L'entreprise SpaceX – annoncé par Elon Musk en 2015 – a résolu une bonne partie de ces problèmes d'une manière qui n'était pas permise, avant que les coûts d'envoi dans l'espace soient plus faibles : mettre en orbite des milliers de plus petits satellites au lieu de quelques gros avec des capacités limitées (comme Iridium, principale constellation de satellites de télécommunication qui possède encore aujourd'hui soixante-dix-sept satellites). Sur les près de sept mille satellites en opération, presque la moitié appartiennent à SpaceX ; à titre de comparaison, la France en possède une petite centaine.
« Un GPS “européen”, Galileo, est entré en service en 2016 pour assurer la souveraineté européenne sur ce service hautement stratégique. »
SpaceX a révolutionné le domaine tout en posant des dizaines d'autres questions. Quelle est la rentabilité de SpaceX ? Comment maîtriser la pollution lumineuse générée par des milliers de petits miroirs qui cachent les étoiles et reflètent le soleil ? Comment gérer la fin de vie de ces milliers de satellites ? Doivent-ils retourner se détruire dans l'atmosphère ou bien rester en orbite ? Comment rendre compatible le système fermé de SpaceX avec les millions d'antennes et autres téléphones ? Qu'en est-il de la souveraineté quand Elon Musk peut choisir délibérément de couper l'accès à une région, comme il l'a fait en 2022 avec des drones sous-marins ukrainiens ? Bref, face à cela, les États et les institutions internationales sont majoritairement sans réponses. Pire, les États-Unis encouragent cette concurrence avec les autres projets comme Kuiper (Amazon), quand la Chine développe sa propre mega-constellation (GuoWang). En face, l'UE a décidé en juin 2023 de se doter d'une constellation souveraine, Infrastructure for resilience, interconnectivity and security by satellite (IRIS2), proposant des services de communication résilients et sécurisés aux services gouvernementaux puis aux Européens. Un projet à plusieurs milliards d'euros qui ne sera déployé au mieux que fin 2026...

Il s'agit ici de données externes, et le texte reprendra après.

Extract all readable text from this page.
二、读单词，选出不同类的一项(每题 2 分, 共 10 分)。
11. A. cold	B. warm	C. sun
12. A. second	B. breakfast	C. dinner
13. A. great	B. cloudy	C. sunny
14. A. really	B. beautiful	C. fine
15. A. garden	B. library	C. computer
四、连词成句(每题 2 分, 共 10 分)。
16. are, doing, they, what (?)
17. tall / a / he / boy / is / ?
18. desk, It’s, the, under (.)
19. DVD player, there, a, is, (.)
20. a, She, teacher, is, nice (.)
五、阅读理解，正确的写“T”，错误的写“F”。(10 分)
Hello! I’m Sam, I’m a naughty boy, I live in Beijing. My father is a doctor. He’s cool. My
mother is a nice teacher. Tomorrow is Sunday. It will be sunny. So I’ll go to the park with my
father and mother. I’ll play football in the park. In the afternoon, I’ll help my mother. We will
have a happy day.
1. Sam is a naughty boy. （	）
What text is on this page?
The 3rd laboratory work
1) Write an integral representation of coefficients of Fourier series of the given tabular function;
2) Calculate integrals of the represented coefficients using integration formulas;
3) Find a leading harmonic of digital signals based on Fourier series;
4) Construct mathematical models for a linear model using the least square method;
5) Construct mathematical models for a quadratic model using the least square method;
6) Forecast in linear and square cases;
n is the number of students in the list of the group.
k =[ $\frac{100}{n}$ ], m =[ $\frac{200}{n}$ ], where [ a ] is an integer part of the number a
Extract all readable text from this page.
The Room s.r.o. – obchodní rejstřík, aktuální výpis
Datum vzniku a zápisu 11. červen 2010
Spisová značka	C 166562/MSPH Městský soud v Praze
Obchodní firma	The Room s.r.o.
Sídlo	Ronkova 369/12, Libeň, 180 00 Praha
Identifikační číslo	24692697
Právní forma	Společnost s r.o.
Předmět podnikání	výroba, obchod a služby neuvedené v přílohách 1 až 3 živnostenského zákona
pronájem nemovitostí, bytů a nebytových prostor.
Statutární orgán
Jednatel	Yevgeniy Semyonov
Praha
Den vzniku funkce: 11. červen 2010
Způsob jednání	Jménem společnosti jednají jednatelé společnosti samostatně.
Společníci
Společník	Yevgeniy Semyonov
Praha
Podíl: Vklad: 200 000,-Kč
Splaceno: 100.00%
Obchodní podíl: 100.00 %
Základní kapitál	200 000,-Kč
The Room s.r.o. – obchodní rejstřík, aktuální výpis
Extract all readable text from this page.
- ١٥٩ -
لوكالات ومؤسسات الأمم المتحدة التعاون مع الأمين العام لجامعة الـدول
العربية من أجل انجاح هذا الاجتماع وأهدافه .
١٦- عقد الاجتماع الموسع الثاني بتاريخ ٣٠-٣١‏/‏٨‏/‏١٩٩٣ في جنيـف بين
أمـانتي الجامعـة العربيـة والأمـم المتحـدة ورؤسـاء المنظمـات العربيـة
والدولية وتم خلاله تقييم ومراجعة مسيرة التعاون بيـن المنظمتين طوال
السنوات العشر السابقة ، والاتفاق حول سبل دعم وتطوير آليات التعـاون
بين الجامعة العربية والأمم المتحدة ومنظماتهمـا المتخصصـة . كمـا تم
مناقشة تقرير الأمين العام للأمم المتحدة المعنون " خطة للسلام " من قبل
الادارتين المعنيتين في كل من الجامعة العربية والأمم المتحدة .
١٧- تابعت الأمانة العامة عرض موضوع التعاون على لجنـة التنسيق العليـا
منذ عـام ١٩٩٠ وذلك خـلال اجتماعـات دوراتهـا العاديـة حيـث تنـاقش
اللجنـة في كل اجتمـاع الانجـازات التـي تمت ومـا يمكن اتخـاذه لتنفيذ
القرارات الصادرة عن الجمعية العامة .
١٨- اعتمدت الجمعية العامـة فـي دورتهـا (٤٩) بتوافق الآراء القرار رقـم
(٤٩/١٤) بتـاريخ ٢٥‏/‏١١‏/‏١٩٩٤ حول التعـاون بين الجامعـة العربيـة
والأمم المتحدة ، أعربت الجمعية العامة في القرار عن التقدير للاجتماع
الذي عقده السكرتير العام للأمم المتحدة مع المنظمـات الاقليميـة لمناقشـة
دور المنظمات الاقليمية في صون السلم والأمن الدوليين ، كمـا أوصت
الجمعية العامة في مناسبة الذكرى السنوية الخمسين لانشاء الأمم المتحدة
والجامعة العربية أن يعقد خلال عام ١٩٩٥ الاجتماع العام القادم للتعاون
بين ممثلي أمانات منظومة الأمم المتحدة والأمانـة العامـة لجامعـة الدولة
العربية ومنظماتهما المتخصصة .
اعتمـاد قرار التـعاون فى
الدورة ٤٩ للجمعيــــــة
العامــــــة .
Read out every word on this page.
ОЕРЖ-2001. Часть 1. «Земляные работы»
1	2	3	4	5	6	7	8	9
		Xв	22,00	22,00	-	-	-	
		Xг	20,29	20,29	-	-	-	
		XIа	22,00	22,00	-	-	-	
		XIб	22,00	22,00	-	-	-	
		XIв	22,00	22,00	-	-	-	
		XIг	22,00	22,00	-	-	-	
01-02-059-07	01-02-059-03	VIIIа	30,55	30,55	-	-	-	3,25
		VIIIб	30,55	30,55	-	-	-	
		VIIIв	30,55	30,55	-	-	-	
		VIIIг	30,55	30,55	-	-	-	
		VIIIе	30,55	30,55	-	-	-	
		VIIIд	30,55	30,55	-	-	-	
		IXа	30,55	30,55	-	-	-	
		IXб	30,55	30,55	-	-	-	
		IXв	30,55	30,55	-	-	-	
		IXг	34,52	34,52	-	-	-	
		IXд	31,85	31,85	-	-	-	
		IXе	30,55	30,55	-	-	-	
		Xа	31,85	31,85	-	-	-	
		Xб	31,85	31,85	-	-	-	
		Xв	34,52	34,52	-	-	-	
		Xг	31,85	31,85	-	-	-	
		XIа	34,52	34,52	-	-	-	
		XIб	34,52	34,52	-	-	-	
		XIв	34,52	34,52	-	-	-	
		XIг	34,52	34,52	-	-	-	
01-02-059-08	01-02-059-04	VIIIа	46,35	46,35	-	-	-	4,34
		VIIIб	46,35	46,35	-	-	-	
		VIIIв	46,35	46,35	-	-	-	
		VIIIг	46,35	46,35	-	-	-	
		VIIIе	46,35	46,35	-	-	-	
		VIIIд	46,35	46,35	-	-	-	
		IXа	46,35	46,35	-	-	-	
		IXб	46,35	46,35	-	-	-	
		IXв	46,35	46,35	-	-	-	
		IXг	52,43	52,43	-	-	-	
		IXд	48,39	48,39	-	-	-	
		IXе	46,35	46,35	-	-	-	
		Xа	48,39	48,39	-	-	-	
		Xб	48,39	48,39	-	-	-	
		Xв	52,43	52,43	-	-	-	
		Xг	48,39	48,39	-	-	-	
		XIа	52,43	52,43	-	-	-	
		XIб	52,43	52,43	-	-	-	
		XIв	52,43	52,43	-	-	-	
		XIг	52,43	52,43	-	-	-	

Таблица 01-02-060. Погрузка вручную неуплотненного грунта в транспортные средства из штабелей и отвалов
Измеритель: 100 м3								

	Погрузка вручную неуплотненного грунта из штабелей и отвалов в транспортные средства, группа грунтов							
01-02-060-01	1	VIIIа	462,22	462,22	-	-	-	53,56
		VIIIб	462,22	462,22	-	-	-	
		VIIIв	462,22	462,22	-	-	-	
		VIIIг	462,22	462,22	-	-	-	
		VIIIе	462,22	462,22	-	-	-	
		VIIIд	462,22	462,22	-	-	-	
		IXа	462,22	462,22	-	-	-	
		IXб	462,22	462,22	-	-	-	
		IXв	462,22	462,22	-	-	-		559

Pour une éthique de l’espace
Il se trouve que dans la construction de cette indépendance spatiale commune européenne, la France est et reste la première puissance avec des groupes historiques comme Ariane, Thales Alenia Space, Airbus D&S et Safran, appuyés par le CNES qui coordonne l'effort spatial au niveau national. La France est aussi une puissance diplomatique importante dans les instances internationales comme l'ONU ou l'International telecommunication union (ITU). Elle pourrait pousser à une plus grande régulation mondiale et à la mise en place d'un cadre juridique qui garantissent l'intégrité de l'espace comme un bien commun de l'humanité ; ce qu'essaient de nous faire oublier les astrocapitalistes comme Elon Musk. La question de l'éthique de l'espace doit être posée. les enjeux sont énormes : enjeux environnementaux, d'inégalité d'accès à l'espace pour les pays émergents, de souveraineté, de paix. Nous ne pouvons décidément pas laisser ces questions à la seule régulation du marché ou des États.
Flavien Ronteix est docteur en télécom et ingénieur système dans le domaine spatial.